「省エネ性を高める」ことが、住まいに対するご要望として、高まっている。
建替えの場合、「古い建物が寒い」というのが、
計画の動機になる場合も多いので、断熱性能の改善を求める方は多い。
ただし、コストとのバランスもあるし、過剰すぎるのも、あまり求められないようだ。
全館暖房なども、一時期はもてはやされたが、
実際の使用例では、光熱費がかさむため、その機能を使わないようにしているという方もいるようだ。

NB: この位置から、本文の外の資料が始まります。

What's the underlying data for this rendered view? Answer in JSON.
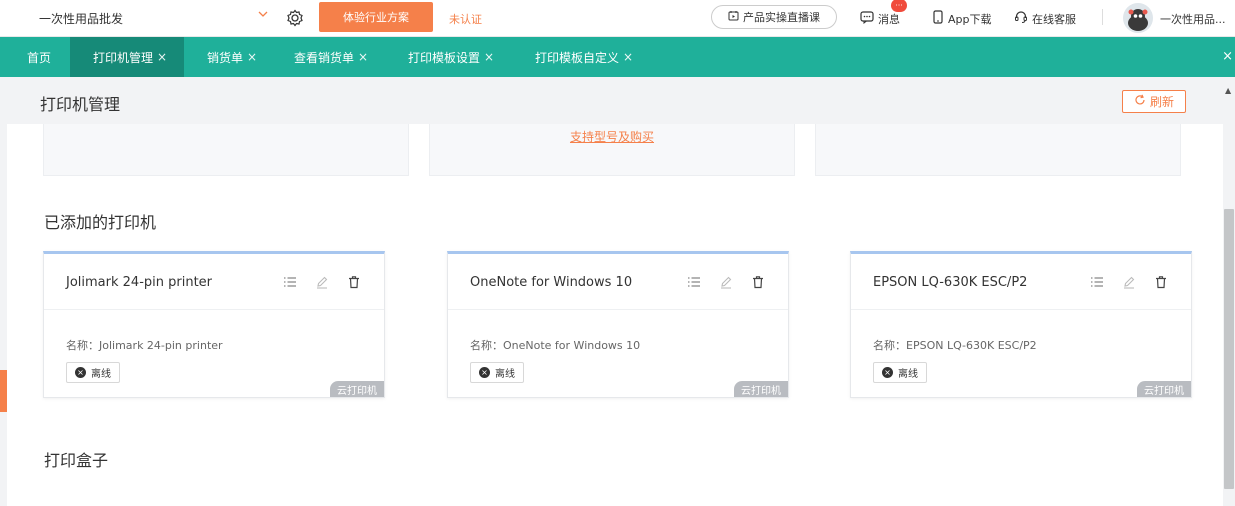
{
  "topbar": {
    "shop_select_value": "一次性用品批发",
    "experience_button": "体验行业方案",
    "unverified_label": "未认证",
    "live_course": "产品实操直播课",
    "messages": "消息",
    "message_badge": "···",
    "app_download": "App下载",
    "online_service": "在线客服",
    "user_name": "一次性用品..."
  },
  "tabs": {
    "home": "首页",
    "items": [
      {
        "label": "打印机管理",
        "close": "×"
      },
      {
        "label": "销货单",
        "close": "×"
      },
      {
        "label": "查看销货单",
        "close": "×"
      },
      {
        "label": "打印模板设置",
        "close": "×"
      },
      {
        "label": "打印模板自定义",
        "close": "×"
      }
    ],
    "close_all": "×"
  },
  "page": {
    "title": "打印机管理",
    "refresh_label": "刷新"
  },
  "support_link": "支持型号及购买",
  "sections": {
    "added_printers": "已添加的打印机",
    "print_box": "打印盒子"
  },
  "printers": [
    {
      "name": "Jolimark 24-pin printer",
      "label_prefix": "名称：",
      "label_value": "Jolimark 24-pin printer",
      "status": "离线",
      "tag": "云打印机"
    },
    {
      "name": "OneNote for Windows 10",
      "label_prefix": "名称：",
      "label_value": "OneNote for Windows 10",
      "status": "离线",
      "tag": "云打印机"
    },
    {
      "name": "EPSON LQ-630K ESC/P2",
      "label_prefix": "名称：",
      "label_value": "EPSON LQ-630K ESC/P2",
      "status": "离线",
      "tag": "云打印机"
    }
  ],
  "colors": {
    "brand_teal": "#1fb09a",
    "active_tab": "#168a78",
    "accent_orange": "#f5804a",
    "card_top_border": "#a7c6ef"
  }
}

ゆい工房の滝沢巣子にある展示場は、新築してから20年目を迎えるが、
当時の基準(次世代省エネ基準)をかなり上回る、結構な断熱仕様で造らせていただいたが、
今でも、温熱環境はほどほどに優れているようだ。
ゆい工房の本社事務所は、平成17年(2006年)に、
新築後30年余りの共同住宅をリフォームして、現在に至っているが、
この時にも、当時の基準を上回る断熱仕様で改修し、今でも心地よく使わせてもらっている。
住宅の省エネ性を考えるとき、要点となるのは、
1)断熱材の種類と厚さ
2)窓や戸の仕様
3)外皮の面積
4)開口部の設計(配置や大きさ)
などがあげられよう。
断熱性のみを求めすぎると、閉塞感のある、真四角で窓の小さな形状になっていってしまうのだが、
住宅を造る上で、重要になってくるのは、
そのバランス感覚なのではないかと、感じるところである。
今の時期は、大寒を過ぎたところで、寒さのピークの時。
ところが、日本には、四季があり、寒さのピークもあれば、暑さのピークもある。
暑さ寒さのピークをできるだけおだやかにして、
夏は夏らしく、冬は冬らしくすごしながら、
健康で、豊かな暮らしが育まれるような、住まいになればと思う。